За столом сидела женщина. Описывать ее больше, чем в трех словах нет смысла. Три слова дают читателю полную картину ее образа, поскольку девять из десяти людей только по этой краткой характеристике угадывали не только примерный возраст этой особы и тип телосложения, но и ее прическу и стиль одежды. «Съевшая дохлую мышь» приемщица оторвала глаза от стопки квитанций, которые она перебирала и, увидев Ульяну с подругой, вскочила со стула. Стул зашатался, но устоял. Сбивчивая от волнения речь, разделяемая, словно метрономом, ударами ножек об пол, полилась без всяких там «здравствуйте» или «извините, что лезу не в свое дело»:

— Вами очень интересовался один ужасный мужчина. (Стул уже принял свое новое положение и затих). Я думаю, вы поймете, кто он. Это страшный человек. Вам нельзя тут долго быть. Забирайте пальто и уходите по-быстрее. Хотите я полицию вызову?

— Ужасный мужчина? — растерялась Ульяна и побледнела. — Полицию?

— Я понимаю, что вы боитесь огласки. Тогда просто бегите домой. Вы далеко живете? Не приходите больше сюда. Он точно будет вас здесь искать.

— Да о чем вы говорите? Я не понимаю. В чем дело? Кто меня будет искать?

— Кто? Кто? Маньяк. Всего доброго. До свидания! Идите! Подпишите здесь и уходите. Не хватало еще, чтобы тут…

Юна посмотрела в глаза подруги и прищурилась:

— Это и есть твой секрет? Что случилось?

— Девушки, идите! Идите! Дома разберетесь. Не нужно тут стоять. Или я вызываю полицию!

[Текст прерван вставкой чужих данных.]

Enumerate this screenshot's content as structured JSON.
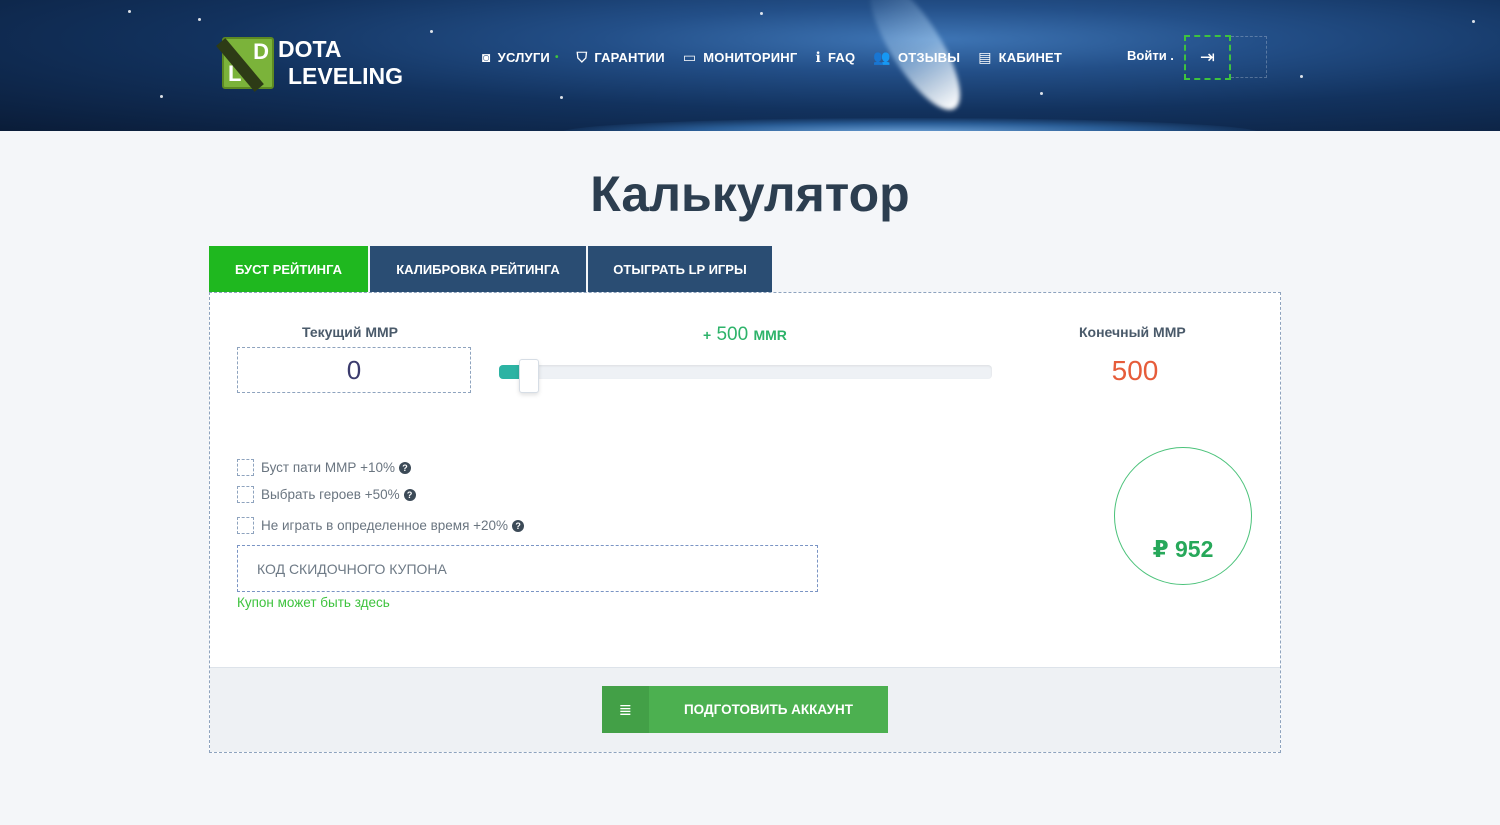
{
  "header": {
    "logo_line1": "DOTA",
    "logo_line2": "LEVELING",
    "logo_letters": [
      "D",
      "L"
    ],
    "nav": [
      {
        "label": "УСЛУГИ",
        "icon": "eye-icon",
        "glyph": "◙"
      },
      {
        "label": "ГАРАНТИИ",
        "icon": "shield-icon",
        "glyph": "⛉"
      },
      {
        "label": "МОНИТОРИНГ",
        "icon": "monitor-icon",
        "glyph": "▭"
      },
      {
        "label": "FAQ",
        "icon": "info-icon",
        "glyph": "ℹ"
      },
      {
        "label": "ОТЗЫВЫ",
        "icon": "users-icon",
        "glyph": "👥"
      },
      {
        "label": "КАБИНЕТ",
        "icon": "id-card-icon",
        "glyph": "▤"
      }
    ],
    "login_label": "Войти",
    "login_icon": "sign-in-icon"
  },
  "page": {
    "title": "Калькулятор"
  },
  "tabs": [
    {
      "label": "БУСТ РЕЙТИНГА",
      "active": true
    },
    {
      "label": "КАЛИБРОВКА РЕЙТИНГА",
      "active": false
    },
    {
      "label": "ОТЫГРАТЬ LP ИГРЫ",
      "active": false
    }
  ],
  "calculator": {
    "current_label": "Текущий ММР",
    "current_value": "0",
    "delta_prefix": "+",
    "delta_value": "500",
    "delta_unit": "ММR",
    "slider_fraction": 0.06,
    "final_label": "Конечный ММР",
    "final_value": "500",
    "options": [
      {
        "label": "Буст пати ММР +10%",
        "checked": false
      },
      {
        "label": "Выбрать героев +50%",
        "checked": false
      },
      {
        "label": "Не играть в определенное время +20%",
        "checked": false
      }
    ],
    "coupon_placeholder": "КОД СКИДОЧНОГО КУПОНА",
    "coupon_hint": "Купон может быть здесь",
    "price": "₽ 952",
    "cta_label": "ПОДГОТОВИТЬ АККАУНТ"
  },
  "colors": {
    "accent_green": "#1fb81f",
    "tab_blue": "#2a4d73",
    "final_orange": "#e65c3a",
    "price_green": "#27a85a"
  }
}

Ульяна невнятно оправдывалась, пытаясь разобраться в ситуации, но тут же встречала непреодолимую стену все за нее решивших женщин.

Подруги забрали пальто и вышли на улицу. Юна с любопытством смотрела на Ульяну. Ульяна же все еще пыталась доказать, что ничего не понимает и не знает, кто это, зачем, почему и с какой целью. Как бы Юне не хотелось, чтобы нападение и преследование маньяком оказалась правдой, как бы она не желала услышать, что-то шокирующее и страшное, разгоняющее скуку и однообразие их бесед, после еще нескольких минут разговора, пришлось поверить Ульяне и успокоиться.